O atentado deixou pelo menos 33 pessoas feridas, sendo cinco em estado grave, conforme balanço divulgado pelo governo regional do departamento de La Libertad. O ataque ocorreu durante uma apresentação musical e é investigado pelas autoridades como uma ação direta de grupos ligados ao crime organizado que atuam na região.

Estado de emergência e crise

Imagens divulgadas por veículos locais mostram o momento em que a explosão sacudiu o estabelecimento. A cidade de Trujillo, localizada a cerca de 500 quilômetros de Lima, encontra-se sob estado de emergência desde março de 2025. A medida foi adotada pelo governo central na tentativa de conter o avanço das máfias de extorsão e dos assassinatos por encomenda, conhecidos como sicariatos.

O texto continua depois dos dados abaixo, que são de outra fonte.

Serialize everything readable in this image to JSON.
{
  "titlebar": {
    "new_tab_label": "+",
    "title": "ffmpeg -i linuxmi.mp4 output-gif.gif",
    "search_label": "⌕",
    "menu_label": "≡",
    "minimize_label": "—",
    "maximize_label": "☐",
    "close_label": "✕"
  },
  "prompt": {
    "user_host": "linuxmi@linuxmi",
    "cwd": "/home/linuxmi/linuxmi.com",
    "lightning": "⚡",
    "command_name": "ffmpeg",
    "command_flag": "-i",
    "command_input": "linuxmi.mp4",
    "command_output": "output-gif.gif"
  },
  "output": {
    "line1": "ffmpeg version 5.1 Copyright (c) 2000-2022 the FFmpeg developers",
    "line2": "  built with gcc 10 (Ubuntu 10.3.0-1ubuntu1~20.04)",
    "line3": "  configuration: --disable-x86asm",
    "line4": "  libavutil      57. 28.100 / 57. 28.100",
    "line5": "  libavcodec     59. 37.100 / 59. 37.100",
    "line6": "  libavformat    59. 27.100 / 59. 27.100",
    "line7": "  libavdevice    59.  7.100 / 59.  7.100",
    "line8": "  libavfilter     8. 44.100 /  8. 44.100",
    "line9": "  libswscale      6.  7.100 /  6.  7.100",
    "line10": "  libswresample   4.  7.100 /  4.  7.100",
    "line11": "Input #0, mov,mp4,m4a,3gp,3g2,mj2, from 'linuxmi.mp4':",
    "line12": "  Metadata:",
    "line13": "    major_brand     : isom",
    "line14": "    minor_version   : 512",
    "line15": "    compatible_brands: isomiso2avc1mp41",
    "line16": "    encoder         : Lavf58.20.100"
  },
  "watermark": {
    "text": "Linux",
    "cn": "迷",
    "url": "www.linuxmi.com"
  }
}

O cenário de violência no Peru tem se agravado drasticamente nos últimos meses. Dados da polícia nacional revelam que, somente no ano passado, o país registrou 2.200 homicídios diretamente vinculados ao crime organizado.

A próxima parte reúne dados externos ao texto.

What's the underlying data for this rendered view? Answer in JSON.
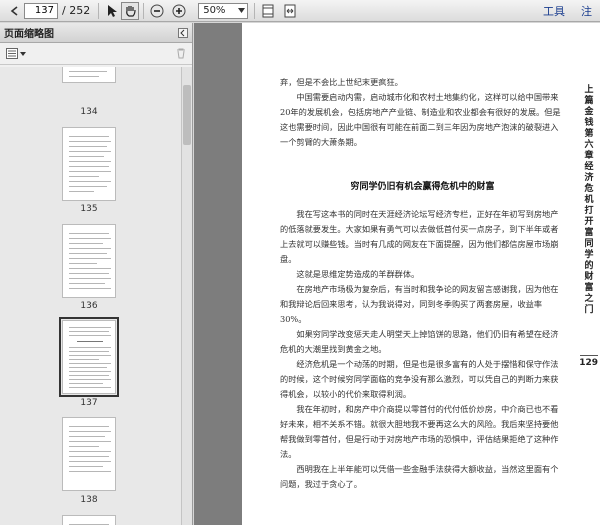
{
  "toolbar": {
    "current_page": "137",
    "page_total": "/ 252",
    "zoom": "50%",
    "tools_label": "工具",
    "comment_label": "注"
  },
  "sidebar": {
    "title": "页面缩略图",
    "thumbnails": [
      {
        "label": "134"
      },
      {
        "label": "135"
      },
      {
        "label": "136"
      },
      {
        "label": "137",
        "selected": true
      },
      {
        "label": "138"
      }
    ]
  },
  "document": {
    "running_head": "上篇 金钱 第六章 经济危机打开富同学的财富之门",
    "page_number": "129",
    "top_paragraphs": [
      "弃，但是不会比上世纪末更疯狂。",
      "中国需要启动内需，启动城市化和农村土地集约化，这样可以给中国带来20年的发展机会，包括房地产产业链、制造业和农业都会有很好的发展。但是这也需要时间，因此中国很有可能在前面二到三年因为房地产泡沫的破裂进入一个剪臂的大萧条期。"
    ],
    "heading": "穷同学仍旧有机会赢得危机中的财富",
    "paragraphs": [
      "我在写这本书的同时在天涯经济论坛写经济专栏，正好在年初写到房地产的低落就要发生。大家如果有勇气可以去做低首付买一点房子，到下半年或者上去就可以赚些钱。当时有几成的网友在下面提醒，因为他们都信房屋市场崩盘。",
      "这就是思维定势造成的羊群群体。",
      "在房地产市场极为复杂后，有当时和我争论的网友留言感谢我，因为他在和我辩论后回来思考，认为我说得对，同到冬季购买了两套房屋，收益率30%。",
      "如果穷同学改变惩天走人明堂天上掉馅饼的思路，他们仍旧有希望在经济危机的大潮里找到黄金之地。",
      "经济危机是一个动荡的时期，但是也是很多富有的人处于摆惜和保守作法的时候，这个时候穷同学面临的竞争没有那么激烈，可以凭自己的判断力来获得机会，以较小的代价来取得利润。",
      "我在年初时，和房产中介商提以零首付的代付低价炒房，中介商已也不看好未来，相不关系不错。就很大胆地我不要再这么大的风险。我后来坚持要他帮我做到零首付，但是行动于对房地产市场的恐惧中，评估结果拒绝了这种作法。",
      "西明我在上半年能可以凭借一些金融手法获得大额收益，当然这里面有个问题，我过于贪心了。"
    ]
  }
}
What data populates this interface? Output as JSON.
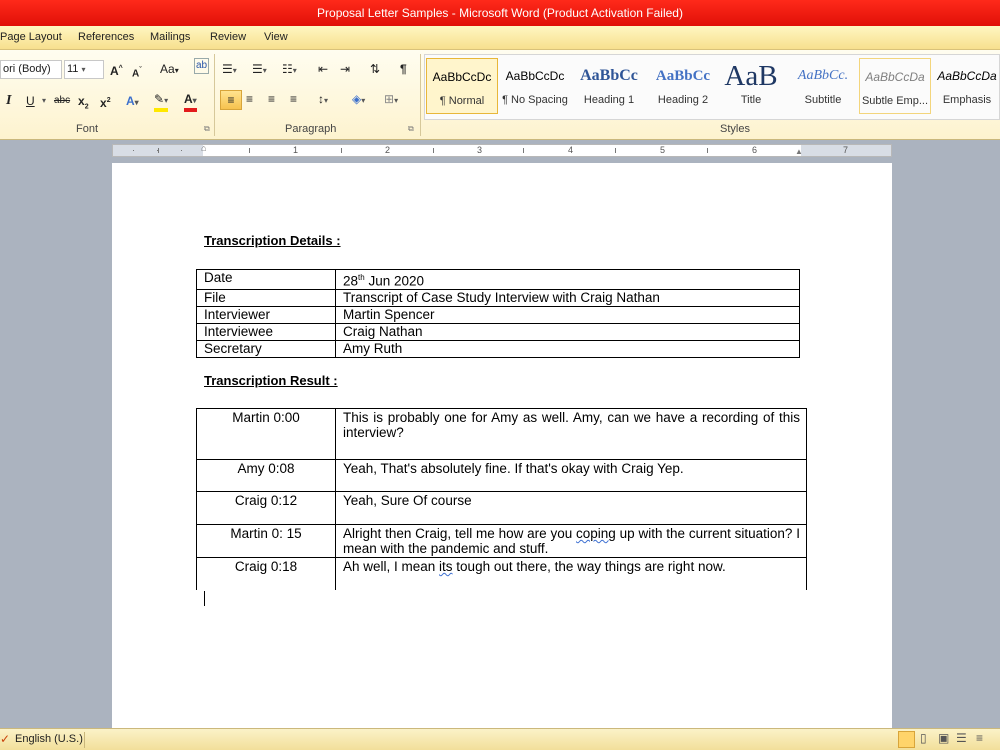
{
  "window": {
    "title": "Proposal Letter Samples - Microsoft Word (Product Activation Failed)"
  },
  "ribbon_tabs": [
    "Page Layout",
    "References",
    "Mailings",
    "Review",
    "View"
  ],
  "font_group": {
    "font_name": "ori (Body)",
    "font_size": "11",
    "change_case": "Aa",
    "label": "Font"
  },
  "paragraph_group": {
    "label": "Paragraph"
  },
  "styles_group": {
    "label": "Styles",
    "tiles": [
      {
        "sample": "AaBbCcDc",
        "name": "¶ Normal"
      },
      {
        "sample": "AaBbCcDc",
        "name": "¶ No Spacing"
      },
      {
        "sample": "AaBbCc",
        "name": "Heading 1"
      },
      {
        "sample": "AaBbCc",
        "name": "Heading 2"
      },
      {
        "sample": "AaB",
        "name": "Title"
      },
      {
        "sample": "AaBbCc.",
        "name": "Subtitle"
      },
      {
        "sample": "AaBbCcDa",
        "name": "Subtle Emp..."
      },
      {
        "sample": "AaBbCcDa",
        "name": "Emphasis"
      }
    ]
  },
  "ruler": {
    "numbers": [
      "1",
      "2",
      "3",
      "4",
      "5",
      "6",
      "7"
    ]
  },
  "document": {
    "heading_details": "Transcription Details :",
    "details": [
      {
        "label": "Date",
        "value_main": "28",
        "value_sup": "th",
        "value_rest": " Jun 2020"
      },
      {
        "label": "File",
        "value": "Transcript of Case Study Interview with Craig Nathan"
      },
      {
        "label": "Interviewer",
        "value": "Martin Spencer"
      },
      {
        "label": "Interviewee",
        "value": "Craig Nathan"
      },
      {
        "label": "Secretary",
        "value": "Amy Ruth"
      }
    ],
    "heading_result": "Transcription Result :",
    "result": [
      {
        "speaker": "Martin  0:00",
        "text": "This is probably one for Amy as well. Amy, can we have a recording of this interview?"
      },
      {
        "speaker": "Amy  0:08",
        "text": "Yeah, That's absolutely fine. If that's okay with Craig Yep."
      },
      {
        "speaker": "Craig  0:12",
        "text": "Yeah, Sure Of course"
      },
      {
        "speaker": "Martin 0: 15",
        "text_a": "Alright then Craig, tell me how are you ",
        "text_spell": "coping",
        "text_b": " up with the current situation? I mean with the pandemic and stuff."
      },
      {
        "speaker": "Craig 0:18",
        "text_a": "Ah well, I mean ",
        "text_spell": "its",
        "text_b": " tough out there, the way things are right now."
      }
    ]
  },
  "statusbar": {
    "language": "English (U.S.)"
  },
  "colors": {
    "titlebar": "#e8160e",
    "ribbon": "#fdf3cf",
    "workspace": "#abb3bf"
  }
}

O atentado à discoteca Dali é lido por analistas como uma demonstração de força das facções criminosas, que utilizam o terrorismo urbano para pressionar empresários locais e desafiar o controle estatal em áreas estratégicas do comércio e lazer.

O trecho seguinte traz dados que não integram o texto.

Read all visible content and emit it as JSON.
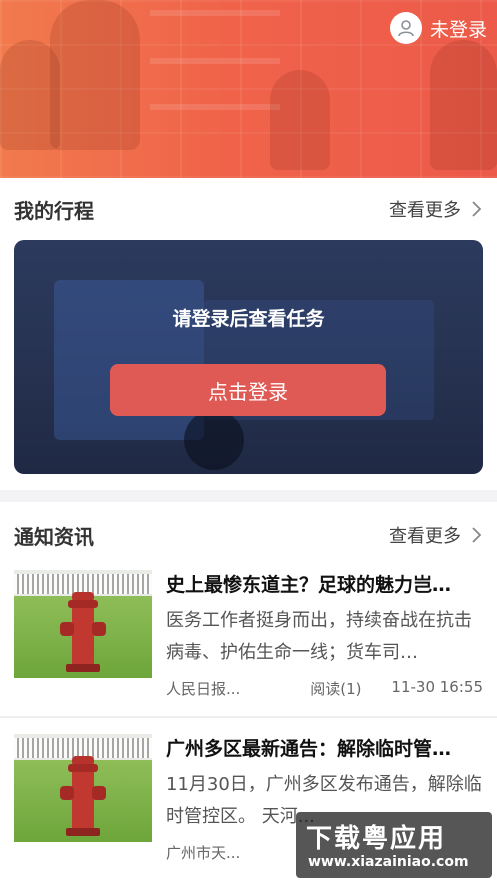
{
  "header": {
    "user_label": "未登录",
    "avatar_icon": "user-icon"
  },
  "trip": {
    "title": "我的行程",
    "more_label": "查看更多",
    "message": "请登录后查看任务",
    "login_button": "点击登录"
  },
  "news": {
    "title": "通知资讯",
    "more_label": "查看更多",
    "items": [
      {
        "title": "史上最惨东道主？足球的魅力岂…",
        "summary": "医务工作者挺身而出，持续奋战在抗击病毒、护佑生命一线；货车司…",
        "source": "人民日报...",
        "reads": "阅读(1)",
        "time": "11-30 16:55"
      },
      {
        "title": "广州多区最新通告：解除临时管…",
        "summary": "11月30日，广州多区发布通告，解除临时管控区。         天河...",
        "source": "广州市天...",
        "reads": "",
        "time": ""
      }
    ]
  },
  "watermark": {
    "main": "下载粤应用",
    "sub": "www.xiazainiao.com"
  },
  "colors": {
    "banner": "#f0634a",
    "login_button": "#e05a55",
    "trip_card": "#263250"
  }
}
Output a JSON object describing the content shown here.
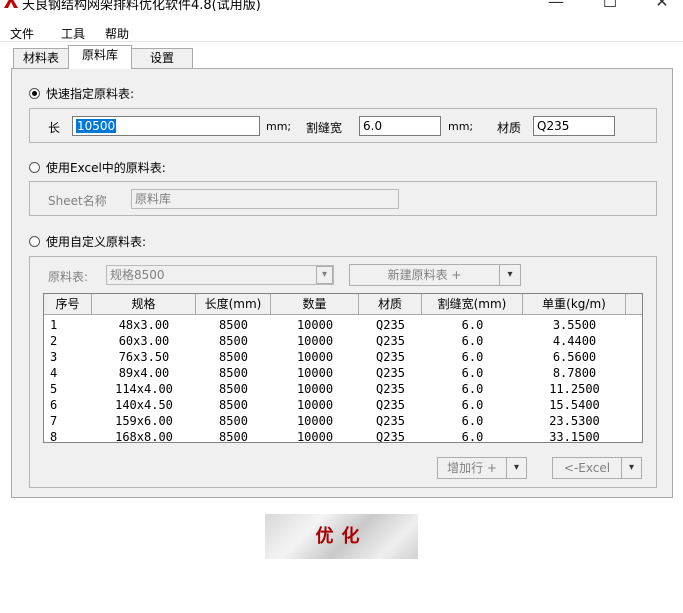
{
  "window": {
    "title": "天良钢结构网架排料优化软件4.8(试用版)",
    "controls": {
      "minimize": "—",
      "maximize": "☐",
      "close": "✕"
    },
    "logo_color": "#c00000"
  },
  "menu": [
    "文件",
    "工具",
    "帮助"
  ],
  "tabs": [
    "材料表",
    "原料库",
    "设置"
  ],
  "quick": {
    "label": "快速指定原料表:",
    "length_label": "长",
    "length_value": "10500",
    "unit1": "mm;",
    "kerf_label": "割缝宽",
    "kerf_value": "6.0",
    "unit2": "mm;",
    "material_label": "材质",
    "material_value": "Q235"
  },
  "excel": {
    "label": "使用Excel中的原料表:",
    "sheet_label": "Sheet名称",
    "sheet_value": "原料库"
  },
  "custom": {
    "label": "使用自定义原料表:",
    "table_label": "原料表:",
    "table_value": "规格8500",
    "new_button": "新建原料表 +",
    "add_row_button": "增加行 +",
    "excel_button": "<-Excel"
  },
  "table": {
    "columns": [
      "序号",
      "规格",
      "长度(mm)",
      "数量",
      "材质",
      "割缝宽(mm)",
      "单重(kg/m)"
    ],
    "rows": [
      [
        "1",
        "48x3.00",
        "8500",
        "10000",
        "Q235",
        "6.0",
        "3.5500"
      ],
      [
        "2",
        "60x3.00",
        "8500",
        "10000",
        "Q235",
        "6.0",
        "4.4400"
      ],
      [
        "3",
        "76x3.50",
        "8500",
        "10000",
        "Q235",
        "6.0",
        "6.5600"
      ],
      [
        "4",
        "89x4.00",
        "8500",
        "10000",
        "Q235",
        "6.0",
        "8.7800"
      ],
      [
        "5",
        "114x4.00",
        "8500",
        "10000",
        "Q235",
        "6.0",
        "11.2500"
      ],
      [
        "6",
        "140x4.50",
        "8500",
        "10000",
        "Q235",
        "6.0",
        "15.5400"
      ],
      [
        "7",
        "159x6.00",
        "8500",
        "10000",
        "Q235",
        "6.0",
        "23.5300"
      ],
      [
        "8",
        "168x8.00",
        "8500",
        "10000",
        "Q235",
        "6.0",
        "33.1500"
      ]
    ]
  },
  "optimize_button": "优化",
  "icons": {
    "dropdown": "▾",
    "scroll_up": "˄",
    "scroll_down": "˅"
  }
}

A província de Trujillo tem sido o epicentro de uma crise de segurança que afeta a economia local e o turismo. O gerente regional de saúde, Alberto Florian, informou que as equipes de emergência foram mobilizadas para atender as vítimas, mas a gravidade de alguns feridos exige cuidados intensivos em hospitais de alta complexidade.

A manutenção do estado de emergência por quase um ano não foi suficiente para desmantelar as redes de extorsão que cobram "taxas de segurança" de estabelecimentos comerciais na região.